11/25 (Tue)

---

# Converting 1st Read Aloud Weba Files to Wav Format

This notebook converts 1st read-aloud weba files, which were recorded through Gorilla, to wav format for further processing.
The 1st read-aloud is the audio recodings of the following paragraph of Chinua Achebe's "Things Fall Apart":
> He stretched himself and scratched his thigh where a mosquito had bitten him while he slept. Another one was wailing near his ear. He slapped the ear and hoped he had killed it. "Why do they always go for one's ears?" When he was a child, his mother had told him a story about it. Mosquito, she had said, had asked Ear to marry him, whereupon Ear fell on the floor in uncontrollable laughter. "How much longer do you think you will live?" she asked. "You are already a skeleton!" Mosquito went away humiliated; and anytime he passed her way, he told Ear that he was still alive. (Achebe 1958:53)
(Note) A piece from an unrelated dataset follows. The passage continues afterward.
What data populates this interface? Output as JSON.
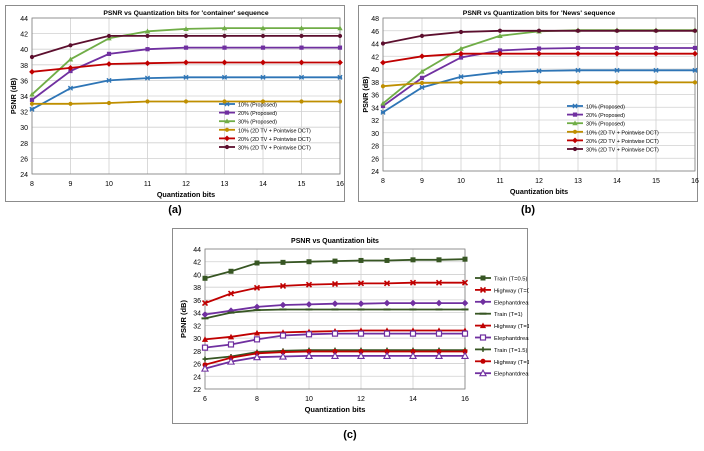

The following code cell imports the necessary libraries and sets up the file paths for the conversion process.

In [1]:
from pathlib import Path

import pandas as pd

from l2speech_ree_group_proj import GORILLA_RAW_DATA_DIR, PROCESSED_DATA_DIR
from l2speech_ree_group_proj.weba_2_wav import weba_2_wav

TARGET_TASK_NAME = "Read Aloud Recoding"

The following code cell defines the function to identify filenames of the 1st read-aloud weba files from the Gorilla export directory.

In [2]:
def identify_1st_read_aloud_weba_files() -> list[Path]:
    target_weba_files_str: list[str] = []
    target_weba_files_path: list[Path] = []

    for csv_path in GORILLA_RAW_DATA_DIR.glob("*.csv"):
        df_data_exp = pd.read_csv(csv_path)

        task_name = df_data_exp["Task Name"][0]
        if task_name != TARGET_TASK_NAME:
            continue

        task_1_mask = df_data_exp["display"] == "Task 1"
        weba_mask = df_data_exp["Response"].str.endswith(".weba")
        non_url_mask = ~(df_data_exp["Response"].str.startswith("http", na=False))

        target_weba_files_str += df_data_exp[task_1_mask & weba_mask & non_url_mask]["Response"].tolist()

    for weba_file in target_weba_files_str:
        target_path = GORILLA_RAW_DATA_DIR / f"uploads/{weba_file}"

        target_weba_files_path.append(target_path)

    return target_weba_files_path

The following code cell performs the conversion from weba to wav format.

In [3]:
target_weba_files_path = identify_1st_read_aloud_weba_files()

for weba_path in target_weba_files_path:
    if not weba_path.exists():
        print(f"Warning: {weba_path.name} does not exist. Skipping...")
        continue

    wav_path = PROCESSED_DATA_DIR / f"{weba_path.stem}.wav"
    weba_2_wav(weba_path, wav_path)

/Users/ryuki/Development/l2speech-ree-group-proj/data/processed/248922-1-14554303-task-v7ri-50699629-readaloud1-7-1.wav already exists. Skipping conversion.
/Users/ryuki/Development/l2speech-ree-group-proj/data/processed/248922-1-14564746-task-v7ri-50724318-readaloud1-7-1.wav already exists. Skipping conversion.